Но Лаурины мысли были, по счастью, о другом.
— А бабушка что? — рассеянно осведомилась она.
— Бабушка, на озере полоскала белье.
— Он просил лодку?
— Нет, ничего не просил… Я ему показал тропинку. Он увидал, что ты едешь, испугался и ушел.
— Да ну тебя, болтун! — сказала Лаура и смущенно засмеялась. — Возьми, Марис, поставь на место весла! Только носи по одному.
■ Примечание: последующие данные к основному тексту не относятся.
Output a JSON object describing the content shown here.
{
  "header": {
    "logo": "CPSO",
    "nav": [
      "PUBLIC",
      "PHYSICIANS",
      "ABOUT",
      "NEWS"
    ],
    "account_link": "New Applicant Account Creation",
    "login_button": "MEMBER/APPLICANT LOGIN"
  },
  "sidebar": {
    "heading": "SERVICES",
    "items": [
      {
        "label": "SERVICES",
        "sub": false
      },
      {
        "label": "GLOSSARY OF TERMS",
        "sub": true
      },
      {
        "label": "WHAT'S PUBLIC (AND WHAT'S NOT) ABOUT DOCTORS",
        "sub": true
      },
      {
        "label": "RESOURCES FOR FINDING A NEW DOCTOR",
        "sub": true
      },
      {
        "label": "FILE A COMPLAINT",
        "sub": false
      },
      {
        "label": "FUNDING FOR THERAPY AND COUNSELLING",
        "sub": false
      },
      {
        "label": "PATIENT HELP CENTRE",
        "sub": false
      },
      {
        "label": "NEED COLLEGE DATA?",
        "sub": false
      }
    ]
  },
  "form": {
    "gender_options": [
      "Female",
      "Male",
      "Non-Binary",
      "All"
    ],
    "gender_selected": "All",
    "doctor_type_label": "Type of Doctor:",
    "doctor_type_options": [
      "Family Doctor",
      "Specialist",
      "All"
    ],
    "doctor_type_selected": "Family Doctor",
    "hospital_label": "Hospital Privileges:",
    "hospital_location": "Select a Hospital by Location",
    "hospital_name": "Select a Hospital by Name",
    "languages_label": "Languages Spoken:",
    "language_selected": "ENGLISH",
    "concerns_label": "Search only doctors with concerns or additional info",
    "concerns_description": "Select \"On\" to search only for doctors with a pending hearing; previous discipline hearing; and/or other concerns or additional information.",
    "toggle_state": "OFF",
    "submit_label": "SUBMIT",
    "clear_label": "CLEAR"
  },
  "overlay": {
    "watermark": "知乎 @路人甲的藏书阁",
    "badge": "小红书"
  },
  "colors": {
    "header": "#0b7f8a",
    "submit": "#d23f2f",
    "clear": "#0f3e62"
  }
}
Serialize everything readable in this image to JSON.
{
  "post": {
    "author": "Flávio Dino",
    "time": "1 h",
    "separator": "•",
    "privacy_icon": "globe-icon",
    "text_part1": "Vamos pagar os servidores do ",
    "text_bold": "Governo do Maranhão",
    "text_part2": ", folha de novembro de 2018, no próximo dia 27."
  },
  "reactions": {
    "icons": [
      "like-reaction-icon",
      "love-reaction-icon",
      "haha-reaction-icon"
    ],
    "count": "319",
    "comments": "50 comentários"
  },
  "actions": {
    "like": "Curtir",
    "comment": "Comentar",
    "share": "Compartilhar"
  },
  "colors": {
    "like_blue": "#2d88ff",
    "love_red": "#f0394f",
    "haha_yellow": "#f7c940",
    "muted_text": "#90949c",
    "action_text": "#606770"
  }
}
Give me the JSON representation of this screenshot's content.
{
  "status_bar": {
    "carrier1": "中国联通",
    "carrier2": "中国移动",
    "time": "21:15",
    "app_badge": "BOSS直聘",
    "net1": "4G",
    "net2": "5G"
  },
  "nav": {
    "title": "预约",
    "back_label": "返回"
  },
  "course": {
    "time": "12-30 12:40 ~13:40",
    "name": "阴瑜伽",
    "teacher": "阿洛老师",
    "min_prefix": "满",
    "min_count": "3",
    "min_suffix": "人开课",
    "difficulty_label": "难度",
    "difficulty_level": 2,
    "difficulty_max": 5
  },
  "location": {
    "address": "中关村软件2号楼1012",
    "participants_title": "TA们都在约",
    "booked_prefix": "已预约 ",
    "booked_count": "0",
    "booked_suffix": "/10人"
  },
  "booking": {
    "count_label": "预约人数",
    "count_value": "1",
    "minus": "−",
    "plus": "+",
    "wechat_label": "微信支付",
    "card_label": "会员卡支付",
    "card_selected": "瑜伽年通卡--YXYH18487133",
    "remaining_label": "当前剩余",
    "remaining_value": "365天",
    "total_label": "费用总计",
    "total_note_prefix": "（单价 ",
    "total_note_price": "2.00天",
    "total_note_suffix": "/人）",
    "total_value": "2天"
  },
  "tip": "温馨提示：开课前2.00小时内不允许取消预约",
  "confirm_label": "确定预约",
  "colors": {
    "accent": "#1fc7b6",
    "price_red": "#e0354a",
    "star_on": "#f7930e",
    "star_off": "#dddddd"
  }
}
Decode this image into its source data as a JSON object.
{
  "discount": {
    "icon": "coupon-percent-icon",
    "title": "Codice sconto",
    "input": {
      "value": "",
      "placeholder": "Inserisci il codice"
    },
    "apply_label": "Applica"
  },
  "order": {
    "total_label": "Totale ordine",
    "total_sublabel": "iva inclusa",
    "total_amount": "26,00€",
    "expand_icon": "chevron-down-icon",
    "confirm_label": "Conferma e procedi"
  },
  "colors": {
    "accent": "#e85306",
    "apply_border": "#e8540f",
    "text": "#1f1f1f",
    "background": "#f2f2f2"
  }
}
Однако мальчик впрягся в весла, как конь в оглобли, подтащил к кусту оба сразу, прочертив ими на песке извилистые полосы, и, вернувшись, ухватился за сетку:
— Дай мне!
— Она тяжелая. Возьми лучше сумку.
Но и сумка была не намного легче. Марис тащил ее, перегнувшись на одни бок, часто перекладывая ношу из одной руки в другую и сильно прихрамывая, однако от помощи наотрез отказался.
— Сам! Я сам!
— Зайгу тоже доктор посмотрел? — по дороге спросила Лаура.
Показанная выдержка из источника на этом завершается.